Nowadays, the number of mobile phone lines worldwide exceeds the number of inhabitants of the planet. Most smartphones include a GPS (Global Positioning System) antenna that can be used to locate their position, and therefore their owners'. Mobile services making use of this location capability are known as location-based services. However, as performance inside buildings of GPS-based location services degrades severely, other technologies have been proposed to indoor location.

Some examples of services currently under development are guidance of people in hospitals, airports or administrative buildings, information of offers to customers in malls, "find your friend" and other gaming applications, guidance in museums, ambient assisted living, and surveillance applications.

The structure of the rest of this paper is as follows. Next section includes a review of the technologies that can be used and the algorithms they are based on to process the information obtained from the sensors. Then, section 3 (Methodology) describes the experimental testbed. Section 4 contains the results obtained from the experiments and a discussion of these results. Finally, the paper ends with some conclusions.

2. Background

Due to the great amount of attention received by indoor positioning during the last years, many proposals have appeared. In this section, a review of some of these approaches is included.

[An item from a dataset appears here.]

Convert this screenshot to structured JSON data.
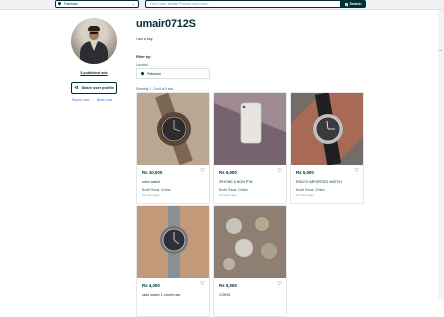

For this purpose, first the technical alternatives are presented and then the algorithms used by the systems are summarized.

2.1. Technology used for indoor location

According to the nature of the sensors the indoor location used, some authors as in [1] and [2] classified them in:

* Optical positioning: based on the processing of images or video. Accuracy of these systems have reached the [10.sup.-1] meters. Their main disadvantages are the high cost and the required processing capabilities.

* Infrared positioning: the object to locate emits an unique code (ID) at regular intervals via an infrared transmitter. Infrared receivers are located in fixed positions, allowing to localize each ID within a map. An example is described in [3] and using Active badges.

* Ultrasonic positioning: distance between the object to locate (target) and a point station is estimated by using ultrasounds. Two well-known examples are Active Bats in [4], and Cricket in [5].

* Radio Frequency Identification (RFID): targets carry tags including an identification number (ID) and readers are distributed throughout the room in fixed positions. The opposite scenario is also possible (a mobile reader on the target and fixed tags). An example developed by Ni is LANDMARC [6].

* Inertial Navigation Systems (INS): equipped with motion and rotation sensors capable of estimating position, orientation, and velocity of

an object without external references as described in [7].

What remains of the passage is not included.